One consequence of all this is that stealing lacks some of the obvious benefits it has in the random model. For example, someone who opens a gift and is then stolen from tends to benefit in the random model, because the random preferences of the person who stole it reflect nothing about how the recipient valued the gift. On the contrary (which I have observed in real life), people who are stolen from are frequently disappointed. That's because the preferences of the thief do reflect something about the true value of the gift as measured by the overall preferences of the group. Only the good gifts get stolen, and anyone with a bad gift never gets to steal.

Along with improvements to the preferences model, I'd be interested in seeing more alternative rules explored. I bet there are a bunch of alternative rulesets that generate better results, and also do better by the metric of satisfaction with the game itself, which is harder to measure. For example, I suspect the following ruleset does very well:

1. Choose a random ordering of the participants.

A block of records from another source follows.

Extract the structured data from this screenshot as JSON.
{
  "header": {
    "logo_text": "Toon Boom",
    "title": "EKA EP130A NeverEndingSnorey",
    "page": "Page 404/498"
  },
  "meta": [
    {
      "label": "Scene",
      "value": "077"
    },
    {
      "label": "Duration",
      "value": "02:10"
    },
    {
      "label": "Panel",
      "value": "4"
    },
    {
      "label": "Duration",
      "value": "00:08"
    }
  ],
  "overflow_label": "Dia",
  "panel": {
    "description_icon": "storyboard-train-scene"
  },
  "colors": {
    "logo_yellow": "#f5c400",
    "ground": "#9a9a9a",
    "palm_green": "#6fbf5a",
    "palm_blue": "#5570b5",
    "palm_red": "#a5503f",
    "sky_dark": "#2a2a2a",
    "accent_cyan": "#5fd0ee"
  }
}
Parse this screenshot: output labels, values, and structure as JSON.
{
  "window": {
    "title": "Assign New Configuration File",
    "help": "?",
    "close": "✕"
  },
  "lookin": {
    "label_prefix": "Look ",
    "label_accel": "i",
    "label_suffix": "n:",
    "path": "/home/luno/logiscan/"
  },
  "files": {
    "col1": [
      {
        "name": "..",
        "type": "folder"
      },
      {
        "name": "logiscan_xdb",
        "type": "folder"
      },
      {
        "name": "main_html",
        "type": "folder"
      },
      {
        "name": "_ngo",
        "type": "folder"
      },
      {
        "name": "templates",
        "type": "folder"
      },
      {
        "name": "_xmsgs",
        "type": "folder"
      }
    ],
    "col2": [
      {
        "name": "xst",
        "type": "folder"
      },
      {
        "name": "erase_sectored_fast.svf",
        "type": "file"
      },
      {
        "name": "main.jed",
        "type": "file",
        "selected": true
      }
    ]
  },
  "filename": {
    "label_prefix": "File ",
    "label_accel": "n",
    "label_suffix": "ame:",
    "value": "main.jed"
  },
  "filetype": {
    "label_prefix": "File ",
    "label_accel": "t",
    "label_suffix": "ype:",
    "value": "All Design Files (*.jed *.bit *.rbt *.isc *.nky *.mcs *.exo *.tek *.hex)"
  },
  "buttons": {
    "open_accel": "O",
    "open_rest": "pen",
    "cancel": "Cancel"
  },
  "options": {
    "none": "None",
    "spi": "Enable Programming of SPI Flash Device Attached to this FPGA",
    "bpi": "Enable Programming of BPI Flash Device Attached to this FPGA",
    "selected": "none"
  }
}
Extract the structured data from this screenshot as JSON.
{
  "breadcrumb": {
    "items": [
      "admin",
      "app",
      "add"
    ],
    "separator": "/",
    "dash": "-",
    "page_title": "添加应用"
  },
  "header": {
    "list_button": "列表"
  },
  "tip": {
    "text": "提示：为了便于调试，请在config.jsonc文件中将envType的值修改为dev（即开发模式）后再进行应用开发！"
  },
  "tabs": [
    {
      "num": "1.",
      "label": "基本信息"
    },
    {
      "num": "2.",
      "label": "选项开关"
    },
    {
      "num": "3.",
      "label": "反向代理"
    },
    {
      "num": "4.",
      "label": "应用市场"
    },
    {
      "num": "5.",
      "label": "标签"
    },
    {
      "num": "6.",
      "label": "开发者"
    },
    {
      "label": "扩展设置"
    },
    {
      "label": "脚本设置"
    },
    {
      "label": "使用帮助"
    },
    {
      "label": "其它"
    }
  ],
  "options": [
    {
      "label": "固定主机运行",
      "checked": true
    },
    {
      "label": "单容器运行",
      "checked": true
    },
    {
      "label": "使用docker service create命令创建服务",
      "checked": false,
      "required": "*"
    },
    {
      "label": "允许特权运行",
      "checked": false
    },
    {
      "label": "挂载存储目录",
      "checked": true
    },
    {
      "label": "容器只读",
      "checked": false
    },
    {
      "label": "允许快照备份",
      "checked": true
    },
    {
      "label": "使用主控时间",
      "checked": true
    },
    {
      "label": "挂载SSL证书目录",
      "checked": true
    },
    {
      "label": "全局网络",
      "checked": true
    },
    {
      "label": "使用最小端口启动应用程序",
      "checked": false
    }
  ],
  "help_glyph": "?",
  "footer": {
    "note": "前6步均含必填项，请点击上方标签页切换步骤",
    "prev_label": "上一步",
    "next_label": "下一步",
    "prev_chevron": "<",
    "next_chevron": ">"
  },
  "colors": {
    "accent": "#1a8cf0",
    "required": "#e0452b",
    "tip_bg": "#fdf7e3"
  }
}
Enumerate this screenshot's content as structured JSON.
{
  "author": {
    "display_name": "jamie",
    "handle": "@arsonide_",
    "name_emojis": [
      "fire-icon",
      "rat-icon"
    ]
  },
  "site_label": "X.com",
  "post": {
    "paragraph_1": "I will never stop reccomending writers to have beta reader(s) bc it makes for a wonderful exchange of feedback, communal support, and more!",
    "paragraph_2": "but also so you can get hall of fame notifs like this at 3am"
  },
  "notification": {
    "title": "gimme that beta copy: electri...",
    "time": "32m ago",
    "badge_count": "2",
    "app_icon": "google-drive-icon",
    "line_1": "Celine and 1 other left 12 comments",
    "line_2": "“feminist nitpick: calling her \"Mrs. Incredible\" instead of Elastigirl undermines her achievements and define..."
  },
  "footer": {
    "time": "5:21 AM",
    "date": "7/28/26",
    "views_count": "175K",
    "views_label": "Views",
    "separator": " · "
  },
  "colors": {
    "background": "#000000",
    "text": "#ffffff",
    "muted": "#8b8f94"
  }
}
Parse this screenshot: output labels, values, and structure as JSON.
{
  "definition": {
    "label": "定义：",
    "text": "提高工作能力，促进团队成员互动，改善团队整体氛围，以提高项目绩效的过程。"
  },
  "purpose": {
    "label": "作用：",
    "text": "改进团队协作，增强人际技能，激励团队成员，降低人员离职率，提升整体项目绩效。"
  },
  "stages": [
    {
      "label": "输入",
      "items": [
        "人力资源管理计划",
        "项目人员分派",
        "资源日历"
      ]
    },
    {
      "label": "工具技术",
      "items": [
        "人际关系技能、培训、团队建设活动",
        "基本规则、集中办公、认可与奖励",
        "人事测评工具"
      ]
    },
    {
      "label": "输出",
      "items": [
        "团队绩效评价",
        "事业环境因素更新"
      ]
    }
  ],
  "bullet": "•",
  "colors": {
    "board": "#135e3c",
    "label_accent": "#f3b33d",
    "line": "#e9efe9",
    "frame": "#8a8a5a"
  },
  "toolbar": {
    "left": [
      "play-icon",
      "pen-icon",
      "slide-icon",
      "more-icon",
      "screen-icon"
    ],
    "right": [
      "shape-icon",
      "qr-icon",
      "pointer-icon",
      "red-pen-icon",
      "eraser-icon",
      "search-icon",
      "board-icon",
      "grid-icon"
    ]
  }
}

2. Everyone (in order) opens an unopened gift they choose from the pile.

3. Everyone (in order) may swap their gift with another participant's. Anyone swapped with may swap with someone else (and so on) before the order continues. Anyone who has already swapped on that turn may not be swapped with.


> the preferences of the thief do reflect something about the true value of the gift as measured by the overall preferences of the group. Only the good gifts get stolen, and anyone with a bad gift never gets to steal.

I think this is true.

But then doesn't

> Anyone swapped with may swap with someone else (and so on) before the order continues. Anyone who has already swapped on that turn may not be swapped with

load all the discomfort of the previous insight onto the last round of the game?

[Edit: might be a personal quirk, but I'd definitely swap for the lotto tickets. No awkward cheap stuff to tote home! Also, I wouldn't buy (negative expected rate of return) tickets for myself, but guaranteed positive return scratchers? That sounds like fun!]